Our bit is a 'naice' area sandwiched from all sides by the not nice, with a handful of SH in it. We've become a cut through with casual crime as well as planned. We defend ourselves, and our rich neighbors as best we can, and the way we get treated is in stark contrast to the way they do.
Generally police attitudes here, towards anyone with lower social economic status, SH or council tenants, suffering from MH issues, or viably disabled, is to see us as the problem, and treat us as scroats, or attracting crime by our existence, no matter we don't have criminal records, or what's been done to us.

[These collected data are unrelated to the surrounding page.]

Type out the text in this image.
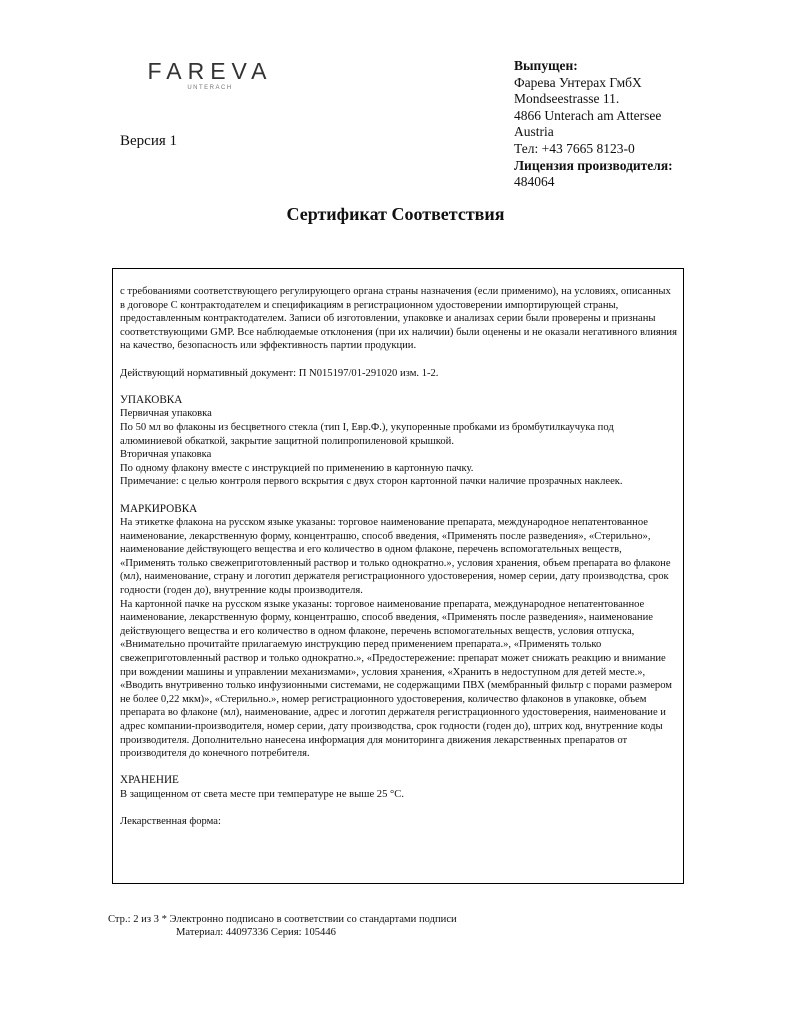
FAREVA
UNTERACH
Выпущен:
Фарева Унтерах ГмбХ
Mondseestrasse 11.
4866 Unterach am Attersee
Austria
Тел: +43 7665 8123-0
Лицензия производителя:
484064
Версия 1
Сертификат Соответствия

с требованиями соответствующего регулирующего органа страны назначения (если применимо), на условиях, описанных в договоре С контрактодателем и спецификациям в регистрационном удостоверении импортирующей страны, предоставленным контрактодателем. Записи об изготовлении, упаковке и анализах серии были проверены и признаны соответствующими GMP. Все наблюдаемые отклонения (при их наличии) были оценены и не оказали негативного влияния на качество, безопасность или эффективность партии продукции.

Действующий нормативный документ: П N015197/01-291020 изм. 1-2.

УПАКОВКА

Первичная упаковка

По 50 мл во флаконы из бесцветного стекла (тип I, Евр.Ф.), укупоренные пробками из бромбутилкаучука под алюминиевой обкаткой, закрытие защитной полипропиленовой крышкой.

Вторичная упаковка

По одному флакону вместе с инструкцией по применению в картонную пачку.

Примечание: с целью контроля первого вскрытия с двух сторон картонной пачки наличие прозрачных наклеек.

МАРКИРОВКА

На этикетке флакона на русском языке указаны: торговое наименование препарата, международное непатентованное наименование, лекарственную форму, концентрашю, способ введения, «Применять после разведения», «Стерильно», наименование действующего вещества и его количество в одном флаконе, перечень вспомогательных веществ, «Применять только свежеприготовленный раствор и только однократно.», условия хранения, объем препарата во флаконе (мл), наименование, страну и логотип держателя регистрационного удостоверения, номер серии, дату производства, срок годности (годен до), внутренние коды производителя.

На картонной пачке на русском языке указаны: торговое наименование препарата, международное непатентованное наименование, лекарственную форму, концентрашю, способ введения, «Применять после разведения», наименование действующего вещества и его количество в одном флаконе, перечень вспомогательных веществ, условия отпуска, «Внимательно прочитайте прилагаемую инструкцию перед применением препарата.», «Применять только свежеприготовленный раствор и только однократно.», «Предостережение: препарат может снижать реакцию и внимание при вождении машины и управлении механизмами», условия хранения, «Хранить в недоступном для детей месте.», «Вводить внутривенно только инфузионными системами, не содержащими ПВХ (мембранный фильтр с порами размером не более 0,22 мкм)», «Стерильно.», номер регистрационного удостоверения, количество флаконов в упаковке, объем препарата во флаконе (мл), наименование, адрес и логотип держателя регистрационного удостоверения, наименование и адрес компании-производителя, номер серии, дату производства, срок годности (годен до), штрих код, внутренние коды производителя. Дополнительно нанесена информация для мониторинга движения лекарственных препаратов от производителя до конечного потребителя.

ХРАНЕНИЕ

В защищенном от света месте при температуре не выше 25 °С.

Лекарственная форма:

Стр.: 2 из 3 * Электронно подписано в соответствии со стандартами подписи
Материал: 44097336 Серия: 105446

We're 4th class citizens.
The desire to have results means ignoring those brave enough to give statements that don't fit the desired narrative, arbitrary 'law enforcement' by officers unqualified to make those judgements, victims being accused of criminality as they're still there and the offender has hot footed it long ago, witnesses being intimidated into shutting up because the police have made a decision, and really frightening situations where ordinary people find themselves ordered to do things they know will lead to crime. (TBF the last is often the much feared by the real community, 'community officers.')
I'm SO lucky to have an intelligent knowledgeable friend in the force that I can call for advice. but it shouldn't be like this.
You can't tell walking down our 'naice' street that this is what's going on, or that some of us live in equal fear of the police as of the criminals. The well heeled generally take the police advice to buy in security patrols, and the rest of us can't afford the advice to move, now we've become the easier targets.
We aren't protected by front line police response here, though we benefit from what else they do backstage in terms of tackling gangs, drugs etc, but I only know that because of Dc's friend.
IMO the issue isn't generally corruption, (those exist and are just uniformed criminals, but are not the rank and file) it's poor education, and the caliber of more recent recruits in a society that has been poorly governed and resourced, in an institution placed under ridiculous pressure, combined with a somewhat understandable police ethic of 'us against them' and a very low understanding of their real role, and the law, and what laws to use when arresting actual criminals. (Witnessing the perpetrator being arrested under the wrong charge tells the victim they'll be walking out of court fast on a technicality, so definitely don't do anything stupid like giving a statement. They know where you live, and no ones going to respond when they come for you)
I'm sorry these threads must feel like a personal attack on good officers, for many of us they're anything but, we desperately need good officers who will travel up the line, whose awareness is the best chance of changing the internal culture, if we manage to change the society and it's government, that most of the blame lies with.